Однажды Моор попросил Николая Степановича помочь ему в организации выставки, посвященной 25-летию его творческой деятельности. Николай Степанович с удовольствием согласился и постарался проявить все свои способности. Он предложил Моору увеличить известный всем плакат "Помоги" до трехметрового размера. Этот плакат уже сам по себе смотрелся как громадный фрагмент фрески, а увеличенный он мог держать как центр экспозиции весь большой зал выставки. Предложение было принято, и затем были увеличены еще несколько плакатов. Зритель уходил с выставки, потрясенный образами, мыслями и чувствами художника.
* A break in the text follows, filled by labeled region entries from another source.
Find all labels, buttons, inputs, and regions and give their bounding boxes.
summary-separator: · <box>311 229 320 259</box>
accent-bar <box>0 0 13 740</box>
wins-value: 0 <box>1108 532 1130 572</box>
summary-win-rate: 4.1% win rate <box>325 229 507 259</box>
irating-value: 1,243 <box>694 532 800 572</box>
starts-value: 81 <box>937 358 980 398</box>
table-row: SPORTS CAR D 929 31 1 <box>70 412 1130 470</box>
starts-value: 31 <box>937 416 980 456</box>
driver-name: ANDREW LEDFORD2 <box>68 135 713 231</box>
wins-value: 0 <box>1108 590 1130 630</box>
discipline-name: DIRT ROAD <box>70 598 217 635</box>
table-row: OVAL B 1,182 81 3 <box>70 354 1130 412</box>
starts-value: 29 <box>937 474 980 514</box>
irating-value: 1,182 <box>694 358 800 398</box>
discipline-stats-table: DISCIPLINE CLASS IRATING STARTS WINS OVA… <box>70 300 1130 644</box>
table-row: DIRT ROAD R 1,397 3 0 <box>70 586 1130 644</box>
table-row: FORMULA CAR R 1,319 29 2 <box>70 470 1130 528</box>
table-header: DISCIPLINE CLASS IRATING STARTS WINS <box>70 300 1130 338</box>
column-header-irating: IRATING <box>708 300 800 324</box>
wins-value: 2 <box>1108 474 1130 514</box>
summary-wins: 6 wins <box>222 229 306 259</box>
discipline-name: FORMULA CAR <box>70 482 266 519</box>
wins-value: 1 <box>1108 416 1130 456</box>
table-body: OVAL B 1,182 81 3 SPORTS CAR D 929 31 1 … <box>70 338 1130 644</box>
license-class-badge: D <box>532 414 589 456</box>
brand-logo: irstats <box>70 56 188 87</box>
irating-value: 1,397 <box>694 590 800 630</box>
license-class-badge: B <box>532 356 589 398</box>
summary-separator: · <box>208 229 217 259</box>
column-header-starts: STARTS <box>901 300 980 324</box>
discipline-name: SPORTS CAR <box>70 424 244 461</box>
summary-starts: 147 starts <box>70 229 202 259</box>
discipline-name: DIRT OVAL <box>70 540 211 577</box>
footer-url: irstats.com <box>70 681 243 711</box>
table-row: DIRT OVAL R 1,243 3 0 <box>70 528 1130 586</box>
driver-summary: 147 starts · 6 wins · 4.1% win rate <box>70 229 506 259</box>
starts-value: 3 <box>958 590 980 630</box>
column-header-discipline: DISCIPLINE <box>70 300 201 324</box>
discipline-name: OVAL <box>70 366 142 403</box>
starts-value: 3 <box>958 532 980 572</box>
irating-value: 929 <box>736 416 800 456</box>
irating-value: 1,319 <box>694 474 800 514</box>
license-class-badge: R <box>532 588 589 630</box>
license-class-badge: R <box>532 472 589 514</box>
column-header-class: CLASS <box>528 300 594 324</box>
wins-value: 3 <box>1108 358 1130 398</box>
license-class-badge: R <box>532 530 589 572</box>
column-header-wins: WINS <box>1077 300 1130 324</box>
Из воспоминаний Николая Степановича:
"Здесь было собрано все воедино как бы пророком, который жег сердца людей своими рисунками, плакатами, своей сатирой, шаржами". К сожалению, на открытии выставки ему присутствовать не пришлось - необходимо было срочно выехать в творческую командировку на паровозостроительный завод в Ворошиловград, чтобы сделать рисунки и большие гуаши для выставки "Индустрия социализма". Здесь, в Ворошиловграде, он получил от Моора письмо, в котором тот писал: "Выставка прошла прекрасно... Внешне она смотрелась хорошо, и об этом говорили даже посетившие ее англичане и французы... Ты себе представить не можешь, как я тебе благодарен! Дружески жму твою руку, твой Моор".
Несколько позднее о творчестве Моора вышла монография, экземпляр которой он подарил Николаю Степановичу со следующей надписью: "Дорогому моему собрату, соратнику и другу, который сделал для меня в жизни очень много важного. На память о будущем покойнике. 21.03.1938". Еще долгие годы длилась эта бескорыстная творческая дружба. Спустя много лет Николай Степанович напишет портрет Д. Моора. Оригинальна его композиция: за мольбертом Моор; за его спиной изображен плакат "3аписался ли ты добровольцем?". На переднем плане картины написан образ голода в лице крестьянина, взывающего о помощи. Плакат на эту тему, с названием "Помоги", был создан Моором буквально за ночь. Это были страшные события: голод в Поволжье в 1921 году. В настоящее время "Портрет Моора" находится в частной коллекции.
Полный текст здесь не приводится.